Il 56% delle imprese sta affrontando il percorso di trasformazione digitale. Il percorso è già concluso per il 10%, mentre il 27% ha già introdotto il digital marketing, il 13% opera con stampanti 3d e il 14% utilizza le tecnologie dell’internet of things. Un fenomeno confermato da Patrizio Bof, presidente Associazione dello Sportsystem e dell’imprenditoria del Montebellunese e dell’Asolano e numero uno dell’acceleratore d’impresa InfiniteArea: «La dinamica che stiamo registrando è quella del reshoring, ovvero importanti marchi che riportano le proprie produzioni di fascia medio-alta in Italia.
Questo segnale positivo ci permette due considerazioni. La prima riguarda il fatto che la qualità è ancora il sigillo che contraddistingue il nostro territorio. La seconda ci suggerisce che offrire qualità elevata consente di non dover scendere a compromessi con valutazioni unicamente legate al costo del prodotto e della produzione».
Profonda trasformazione
Il distretto dello “Scarpone”, ora ribattezzato dello Sportsystem, ha registrato in questi ultimi anni una profonda trasformazione che ha consentito una nuova fase di crescita. In quest’area di circa 320 chilometri quadrati, che si estende dai piedi del Montello e lungo il corso del fiume Piave, la filiera della calzatura dello sport impiega circa 10mila addetti e genera un fatturato aggregato di 1,4 miliardi di euro. Secondo l’Osservatorio Nazionale dei distretti italiani, rispetto al periodo pre-crisi le aziende con oltre 50 dipendenti sono passate da 17 a 23 e le società di capitali da 189 a 192. In sostanza, le aziende hanno cambiato pelle: sono cresciute per dimensione e si sono internazionalizzate. «In particolare», dice Bof, «il distretto è stato in grado di intercettare nell’ambito delle discipline sportive outdoor la crescente domanda di articoli sportivi a elevato contenuto tecnologico adatti a un utente finale esigente ed eterogeneo».

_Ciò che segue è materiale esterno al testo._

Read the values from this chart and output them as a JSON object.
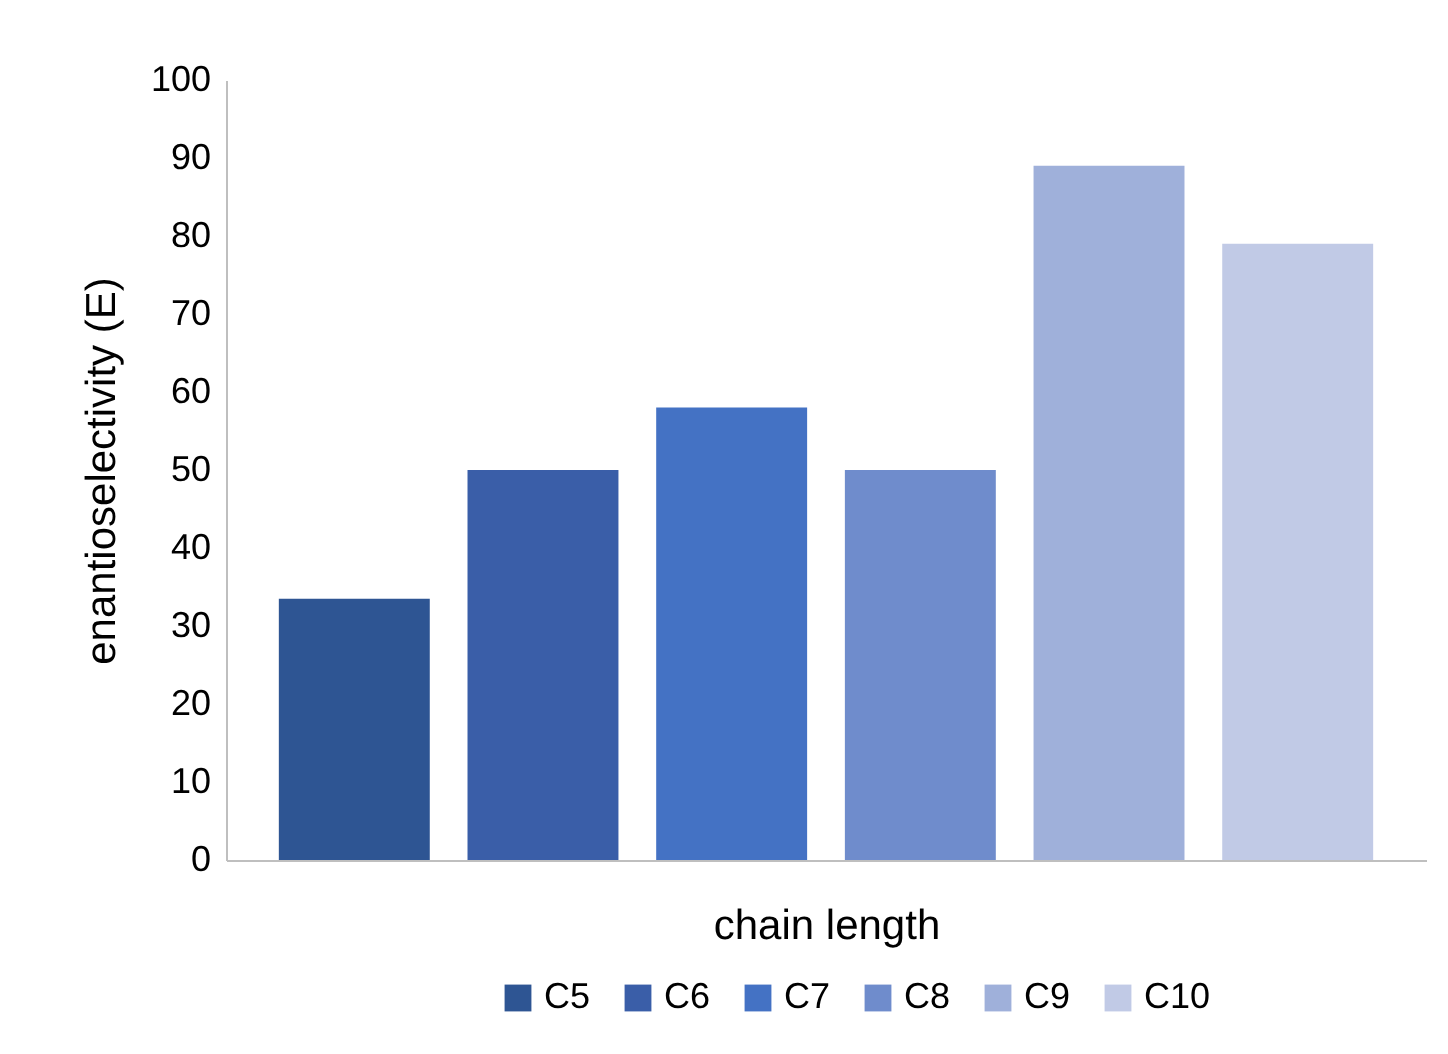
{
  "chart_data": {
    "type": "bar",
    "xlabel": "chain length",
    "ylabel": "enantioselectivity (E)",
    "categories": [
      null
    ],
    "series": [
      {
        "name": "C5",
        "color": "#2e5593",
        "values": [
          33.5
        ]
      },
      {
        "name": "C6",
        "color": "#3a5ea8",
        "values": [
          50
        ]
      },
      {
        "name": "C7",
        "color": "#4472c4",
        "values": [
          58
        ]
      },
      {
        "name": "C8",
        "color": "#6f8ccc",
        "values": [
          50
        ]
      },
      {
        "name": "C9",
        "color": "#9fb0da",
        "values": [
          89
        ]
      },
      {
        "name": "C10",
        "color": "#c1cae6",
        "values": [
          79
        ]
      }
    ],
    "ylim": [
      0,
      100
    ],
    "yticks": [
      0,
      10,
      20,
      30,
      40,
      50,
      60,
      70,
      80,
      90,
      100
    ],
    "grid": false,
    "legend": "bottom"
  }
}
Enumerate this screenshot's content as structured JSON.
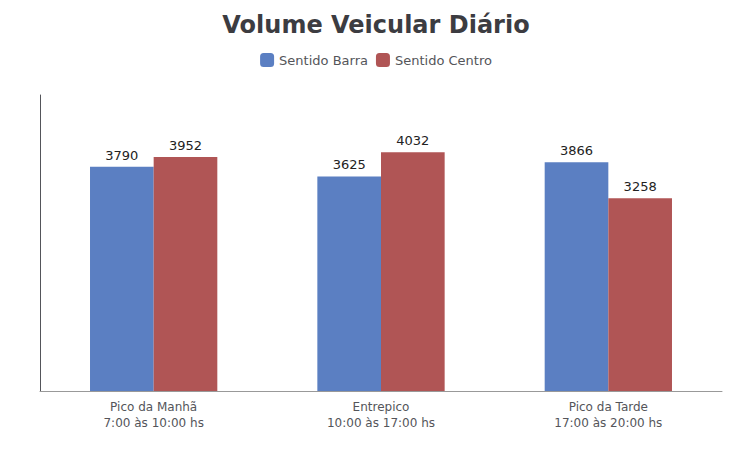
{
  "chart_data": {
    "type": "bar",
    "title": "Volume Veicular Diário",
    "categories": [
      "Pico da Manhã\n7:00 às 10:00 hs",
      "Entrepico\n10:00 às 17:00 hs",
      "Pico da Tarde\n17:00 às 20:00 hs"
    ],
    "series": [
      {
        "name": "Sentido Barra",
        "values": [
          3790,
          3625,
          3866
        ],
        "color": "#5B7FC2"
      },
      {
        "name": "Sentido Centro",
        "values": [
          3952,
          4032,
          3258
        ],
        "color": "#B05555"
      }
    ],
    "ylim": [
      0,
      5000
    ],
    "grid": false,
    "legend": "top",
    "data_labels": true,
    "tick_labels": "x"
  }
}
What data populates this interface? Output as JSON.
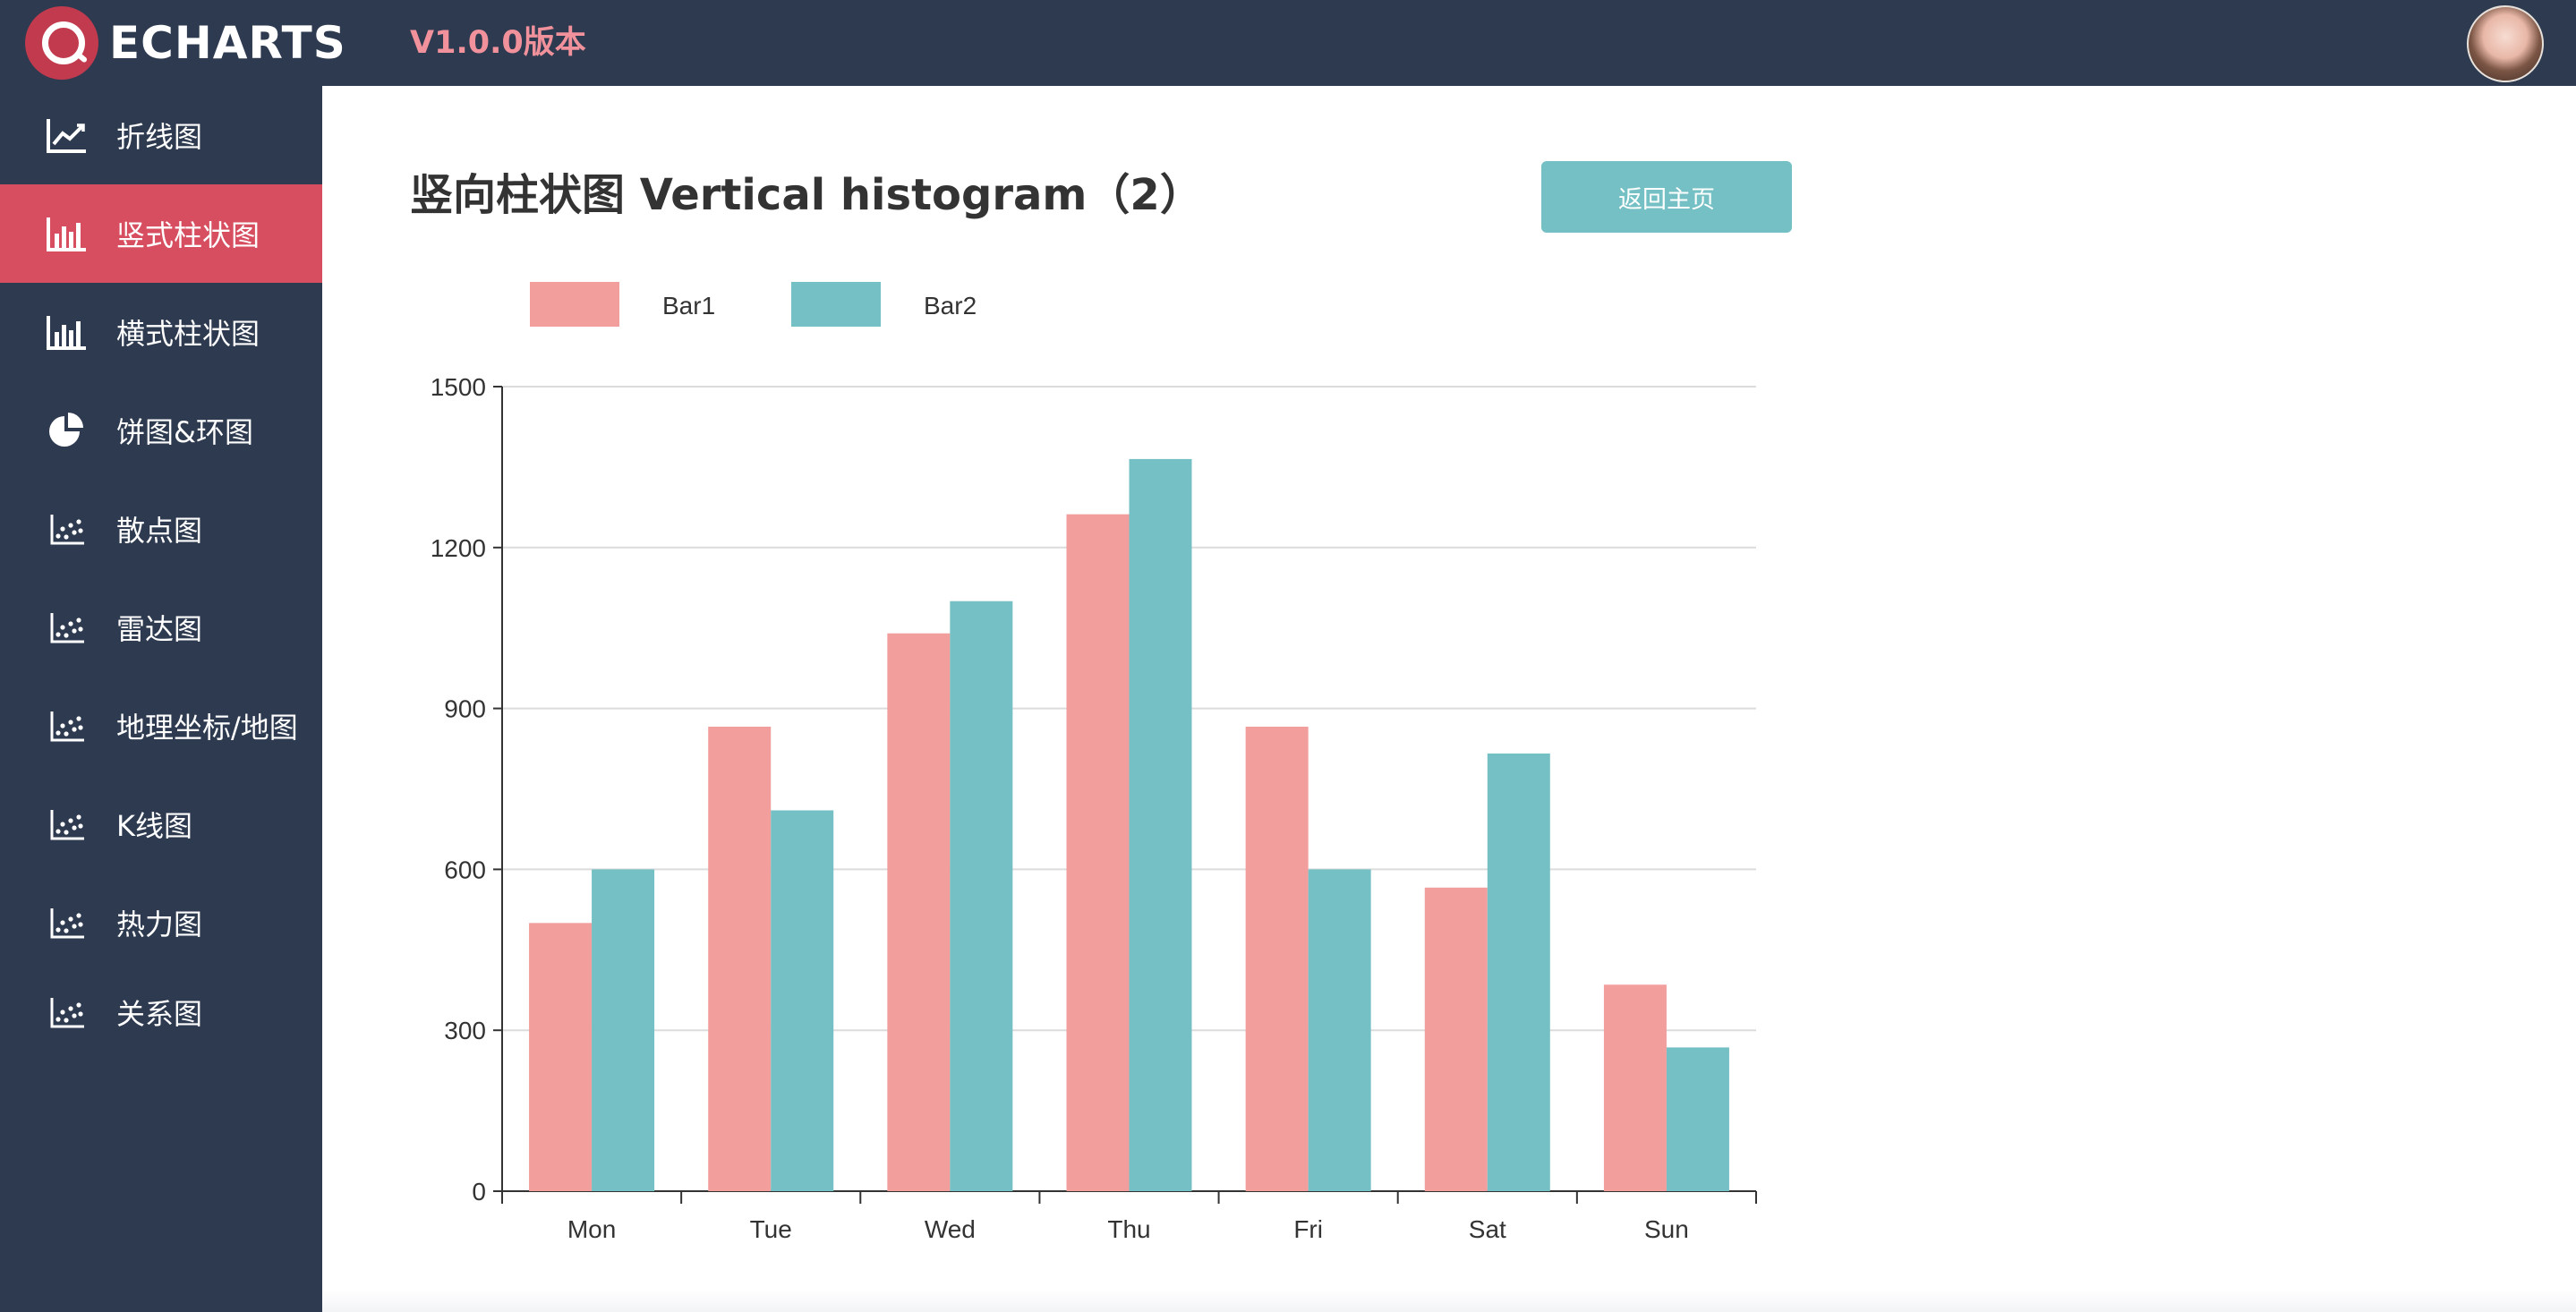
{
  "header": {
    "brand": "ECHARTS",
    "version": "V1.0.0版本"
  },
  "sidebar": {
    "items": [
      {
        "label": "折线图",
        "icon": "line-chart-icon",
        "active": false
      },
      {
        "label": "竖式柱状图",
        "icon": "bar-chart-icon",
        "active": true
      },
      {
        "label": "横式柱状图",
        "icon": "bar-chart-icon",
        "active": false
      },
      {
        "label": "饼图&环图",
        "icon": "pie-chart-icon",
        "active": false
      },
      {
        "label": "散点图",
        "icon": "scatter-chart-icon",
        "active": false
      },
      {
        "label": "雷达图",
        "icon": "scatter-chart-icon",
        "active": false
      },
      {
        "label": "地理坐标/地图",
        "icon": "scatter-chart-icon",
        "active": false
      },
      {
        "label": "K线图",
        "icon": "scatter-chart-icon",
        "active": false
      },
      {
        "label": "热力图",
        "icon": "scatter-chart-icon",
        "active": false
      },
      {
        "label": "关系图",
        "icon": "scatter-chart-icon",
        "active": false
      }
    ]
  },
  "main": {
    "title": "竖向柱状图 Vertical histogram（2）",
    "back_button_label": "返回主页"
  },
  "colors": {
    "sidebar_bg": "#2d3a4f",
    "active_item": "#d64e5f",
    "bar1": "#f29e9c",
    "bar2": "#75c0c4",
    "version_text": "#f0919b"
  },
  "chart_data": {
    "type": "bar",
    "categories": [
      "Mon",
      "Tue",
      "Wed",
      "Thu",
      "Fri",
      "Sat",
      "Sun"
    ],
    "series": [
      {
        "name": "Bar1",
        "values": [
          500,
          866,
          1040,
          1262,
          866,
          566,
          385
        ]
      },
      {
        "name": "Bar2",
        "values": [
          600,
          710,
          1100,
          1365,
          600,
          816,
          268
        ]
      }
    ],
    "yticks": [
      0,
      300,
      600,
      900,
      1200,
      1500
    ],
    "ylim": [
      0,
      1500
    ],
    "grid": true,
    "legend_position": "top-left"
  }
}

Le aziende perciò hanno puntato moltissimo sull’innovazione di prodotto e di processo. «I centri di ricerca e sviluppo delle nostre aziende non si sono mai mossi dal distretto, anzi, negli anni sono progressivamente cresciuti. Sono stati potenziati con nuove competenze e strumentazioni all’avanguardia perché l’innovazione è un fattore strategico che va sempre guidato. Avere alla guida un imprenditore è fondamentale, specialmente per i nostri associati. I centri di ricerca e sviluppo si sono dotati di specialisti e strutture d’industrializzazione che operano, secondo un modello a rete, attivando le diverse realtà in cui è stato necessario dislocare le produzioni».
I fari dell’alta finanza
Sul distretto della bicicletta si sono accesi i fari dell’alta finanza dopo che è stata annunciata l’operazione di acquisizione di Pinarello da parte dl gruppo del lusso Lvmh. La filiera delle due ruote è molto articolata sul territorio: si tratta di un distretto di circa 130 imprese e circa 4000 addetti che producono un fatturato intorno agli 800 milioni di euro, che rappresenta una quota approssimativa del 25% del mercato nazionale.
Per rafforzare il tessuto manifatturiero la regione Veneto avrebbe voluto costituire un distretto della pedalata. Ipotesi affiorata più volte ma mai concretizza. «A mio avviso», dice Andrea Gastaldello, ceo di Wilier Triestina, «ormai è troppo tardi per formare un distretto della bici. Le manifatture dei prodotti come telai e componentistica si sono trasferiti in Europa dell’Est o in Asia. Non si è reagito negli scorsi anni, infatti il settore manifatturiero del ciclo si è molto impoverito negli ultimi anni. L’unica cosa positiva che si potrebbe realizzare è un centro di ricerca e sviluppo con galleria del vento per prove aerodinamiche, che potrebbe essere sfruttato da più aziende che realizzano prodotti complementari, con un mix di risorse pubbliche e private».